Think that firebreathing three headed violet epic-sized fantail serpent is to much for you to take? You're almost certainly right, as epics can have 25 babies when they die, all as fast as the mother, all fireheaded, and all fantails. So dont fire at that one.... chances are if you dont damage the serpent it will eventually sink below the waves to search for other ships to consider. Or maybe it will turn on you, swimming out a fair distance before charging back at you, again and again as you adjust your ship's direction and speed relative to it (the wind affects your speed, and your heading into the wind does too... the slowest serpents are slower than you by far, but the fastest faster than your ship can ever go). A distance of 15 can barely hit the serpent, but in order to break that charge you need to hit it while it is charging and inside a range of 5. And your deckhands need time to fire after you shout (and to reload before they can fire again), and they gain skill and speed over time... so when do you call that shot? And with which guns? You've only one gun on the bow, if you choose (or cannot avoid) to face the serpent head on, but a full 16 to either side, and can choose to fire both decks or just one... more damage if you fire both, and a large chance for each gun to hit with more guns firing at once. But if you miss the headshot which can break the charge, there's no chance to reload before that serpent is on your ship, damaging it, possibly breaking some of the guns on that side so they cannot be fired until they are repaired (and whoever is repairing it is not doing anything else, like firing more shots to kill that serpent, fighting the fires that it set by breathing on you when it rammed, or pumping water from the hold to keep the ship afloat, or even just snagging the valuable serpent meat from the water as you steer your ship past the vast carcass).

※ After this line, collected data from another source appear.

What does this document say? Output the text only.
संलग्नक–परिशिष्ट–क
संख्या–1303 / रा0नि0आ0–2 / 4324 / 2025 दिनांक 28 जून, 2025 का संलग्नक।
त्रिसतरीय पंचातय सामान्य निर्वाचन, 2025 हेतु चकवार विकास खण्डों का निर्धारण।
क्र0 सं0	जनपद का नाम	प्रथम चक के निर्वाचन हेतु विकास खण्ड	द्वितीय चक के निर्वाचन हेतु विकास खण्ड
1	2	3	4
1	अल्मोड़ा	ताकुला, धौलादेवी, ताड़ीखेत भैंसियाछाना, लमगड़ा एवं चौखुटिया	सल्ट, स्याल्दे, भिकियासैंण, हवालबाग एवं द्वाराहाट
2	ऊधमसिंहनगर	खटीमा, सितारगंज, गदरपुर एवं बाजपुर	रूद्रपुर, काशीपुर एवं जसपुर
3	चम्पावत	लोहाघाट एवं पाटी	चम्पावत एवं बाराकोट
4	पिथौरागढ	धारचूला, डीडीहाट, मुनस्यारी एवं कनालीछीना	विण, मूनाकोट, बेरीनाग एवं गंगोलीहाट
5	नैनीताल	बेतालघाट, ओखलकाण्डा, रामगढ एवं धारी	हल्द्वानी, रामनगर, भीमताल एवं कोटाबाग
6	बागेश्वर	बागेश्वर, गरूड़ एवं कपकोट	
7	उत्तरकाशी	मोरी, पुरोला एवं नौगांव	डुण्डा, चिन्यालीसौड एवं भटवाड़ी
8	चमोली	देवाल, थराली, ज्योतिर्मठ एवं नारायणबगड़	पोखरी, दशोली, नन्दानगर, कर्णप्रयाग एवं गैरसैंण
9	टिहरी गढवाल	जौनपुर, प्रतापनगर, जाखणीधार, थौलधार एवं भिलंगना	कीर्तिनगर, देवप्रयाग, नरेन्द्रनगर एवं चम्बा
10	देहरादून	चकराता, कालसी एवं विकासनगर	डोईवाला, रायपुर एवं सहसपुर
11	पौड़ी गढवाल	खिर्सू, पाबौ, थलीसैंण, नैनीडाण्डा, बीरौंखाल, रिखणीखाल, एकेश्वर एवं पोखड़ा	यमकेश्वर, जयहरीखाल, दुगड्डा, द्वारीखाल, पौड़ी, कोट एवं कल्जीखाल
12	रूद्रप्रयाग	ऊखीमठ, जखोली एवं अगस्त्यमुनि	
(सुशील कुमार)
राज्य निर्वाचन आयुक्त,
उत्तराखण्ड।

When you are done for the day, you return your ship to one of the docks scattered around the world, docking again being an exercise in timing and often teamwork, if only between yourself and your computer controlled crew. Replacing ammo, fully repairing the ship, selling the collected meat and the sea magic stripped from the beasts you killed - a skilled captain can net a huge profit, an unlucky one see the wealth-laden ship sink and be lost before it can be brought safely to dock.